You’ve probably heard your mother or spouse nagging you on this one, but we will repeat it anyway. Drink plenty of water! As the weather gets warmer, not only do you perspire more, the risk of heat stress during a run increases. Drinking water before and during your run helps prevent dehydration, and serves to cool you down as well. Post-run, continue to drink up, and consider salt tablets to replace the electrolytes lost in your perspiration. Increase your intake of fresh fruits; with their high water content, vitamins and minerals, they make the perfect post-run snack.
Dress for the heat
Unless you’re immune to the pain of chafing, you shouldn’t be wearing cotton T-shirts and shorts during a run, but more so than ever in the heat, it is ideal to be wearing technical fabrics that wick away your perspiration.

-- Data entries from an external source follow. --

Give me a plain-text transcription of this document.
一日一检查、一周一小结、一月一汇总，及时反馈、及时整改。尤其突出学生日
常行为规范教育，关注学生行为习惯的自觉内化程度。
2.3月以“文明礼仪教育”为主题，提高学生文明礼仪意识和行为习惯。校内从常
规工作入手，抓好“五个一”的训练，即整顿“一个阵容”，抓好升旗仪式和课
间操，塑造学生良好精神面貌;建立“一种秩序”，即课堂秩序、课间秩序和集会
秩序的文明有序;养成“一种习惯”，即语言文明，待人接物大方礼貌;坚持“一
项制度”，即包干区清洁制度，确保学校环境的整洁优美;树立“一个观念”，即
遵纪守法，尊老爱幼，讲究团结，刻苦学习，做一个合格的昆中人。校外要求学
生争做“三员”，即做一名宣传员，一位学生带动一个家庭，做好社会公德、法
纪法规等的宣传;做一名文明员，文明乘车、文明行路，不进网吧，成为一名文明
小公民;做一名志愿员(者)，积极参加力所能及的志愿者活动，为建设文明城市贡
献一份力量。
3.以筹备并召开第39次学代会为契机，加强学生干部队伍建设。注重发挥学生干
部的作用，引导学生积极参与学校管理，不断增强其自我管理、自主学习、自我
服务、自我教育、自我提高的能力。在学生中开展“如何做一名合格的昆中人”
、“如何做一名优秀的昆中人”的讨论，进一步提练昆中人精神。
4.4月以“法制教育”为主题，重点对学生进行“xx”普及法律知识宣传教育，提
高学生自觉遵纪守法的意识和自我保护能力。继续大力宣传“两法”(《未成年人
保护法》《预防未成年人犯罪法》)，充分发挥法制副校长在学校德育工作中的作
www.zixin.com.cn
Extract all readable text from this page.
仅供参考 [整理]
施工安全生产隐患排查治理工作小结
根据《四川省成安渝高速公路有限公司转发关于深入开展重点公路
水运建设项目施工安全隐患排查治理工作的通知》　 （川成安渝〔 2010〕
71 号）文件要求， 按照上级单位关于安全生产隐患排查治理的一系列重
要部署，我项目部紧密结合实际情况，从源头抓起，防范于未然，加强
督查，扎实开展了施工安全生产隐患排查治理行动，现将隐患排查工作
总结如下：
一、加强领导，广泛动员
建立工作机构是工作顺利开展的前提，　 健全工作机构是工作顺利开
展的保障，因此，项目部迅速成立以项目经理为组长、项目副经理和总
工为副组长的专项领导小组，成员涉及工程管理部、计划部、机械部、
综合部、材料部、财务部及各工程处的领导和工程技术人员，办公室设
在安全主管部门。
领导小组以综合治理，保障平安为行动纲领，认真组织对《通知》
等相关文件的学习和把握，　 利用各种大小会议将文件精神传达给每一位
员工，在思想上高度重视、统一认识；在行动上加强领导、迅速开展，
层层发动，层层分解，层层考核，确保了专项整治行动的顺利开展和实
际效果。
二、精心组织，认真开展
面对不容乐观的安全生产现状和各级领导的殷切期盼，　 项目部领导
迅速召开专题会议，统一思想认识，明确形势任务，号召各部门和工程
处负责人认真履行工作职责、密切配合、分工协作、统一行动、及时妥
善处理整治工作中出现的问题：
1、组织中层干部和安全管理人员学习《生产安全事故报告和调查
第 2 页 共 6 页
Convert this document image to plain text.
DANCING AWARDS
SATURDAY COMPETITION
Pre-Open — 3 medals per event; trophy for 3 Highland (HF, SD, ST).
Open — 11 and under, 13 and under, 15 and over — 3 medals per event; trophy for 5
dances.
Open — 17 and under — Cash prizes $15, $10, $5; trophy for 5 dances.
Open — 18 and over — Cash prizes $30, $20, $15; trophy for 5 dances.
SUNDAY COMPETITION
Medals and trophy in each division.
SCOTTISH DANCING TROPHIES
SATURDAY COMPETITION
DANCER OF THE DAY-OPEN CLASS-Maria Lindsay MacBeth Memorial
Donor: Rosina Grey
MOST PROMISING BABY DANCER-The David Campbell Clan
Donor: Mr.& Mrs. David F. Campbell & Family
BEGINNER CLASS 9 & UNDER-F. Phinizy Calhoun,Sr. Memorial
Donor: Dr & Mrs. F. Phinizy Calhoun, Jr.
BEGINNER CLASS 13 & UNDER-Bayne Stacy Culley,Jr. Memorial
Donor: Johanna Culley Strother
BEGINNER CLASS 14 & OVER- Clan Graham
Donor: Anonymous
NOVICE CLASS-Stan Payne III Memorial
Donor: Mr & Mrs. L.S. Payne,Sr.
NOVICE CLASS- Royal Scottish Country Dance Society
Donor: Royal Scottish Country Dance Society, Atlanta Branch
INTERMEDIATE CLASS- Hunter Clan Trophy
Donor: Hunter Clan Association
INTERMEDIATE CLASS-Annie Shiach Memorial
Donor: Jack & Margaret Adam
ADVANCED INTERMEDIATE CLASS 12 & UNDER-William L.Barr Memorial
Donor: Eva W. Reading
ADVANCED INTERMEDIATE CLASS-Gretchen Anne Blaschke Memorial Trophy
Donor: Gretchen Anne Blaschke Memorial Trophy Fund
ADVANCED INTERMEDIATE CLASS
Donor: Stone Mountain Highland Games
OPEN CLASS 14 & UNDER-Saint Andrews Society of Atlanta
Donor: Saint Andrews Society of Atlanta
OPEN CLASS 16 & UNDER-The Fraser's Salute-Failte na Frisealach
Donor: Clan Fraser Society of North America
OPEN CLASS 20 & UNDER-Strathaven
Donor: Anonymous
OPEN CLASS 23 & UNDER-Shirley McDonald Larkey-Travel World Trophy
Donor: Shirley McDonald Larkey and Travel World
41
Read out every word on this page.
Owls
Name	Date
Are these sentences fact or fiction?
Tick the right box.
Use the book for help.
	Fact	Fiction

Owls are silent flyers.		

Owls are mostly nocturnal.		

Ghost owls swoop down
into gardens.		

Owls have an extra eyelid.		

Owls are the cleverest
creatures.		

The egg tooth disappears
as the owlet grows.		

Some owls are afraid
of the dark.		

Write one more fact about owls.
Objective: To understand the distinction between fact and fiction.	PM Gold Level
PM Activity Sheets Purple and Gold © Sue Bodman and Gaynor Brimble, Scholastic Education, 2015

These dri-fit fabrics are light and breathable, helping you stay cool while you run. Consider a cap or better still, a visor, to cover your face from the sun.
A quick word on caring for your running clothes: it is best to wash your running outfits as soon as possible with cold water and fragrance-free detergent, as bacteria in your perspiration breeds very quickly in the heat, breaking down the technical fibres. If you cannot wash your clothes immediately, hang them out to dry, before putting them in the wash, as this helps to extend the life of your running clothes.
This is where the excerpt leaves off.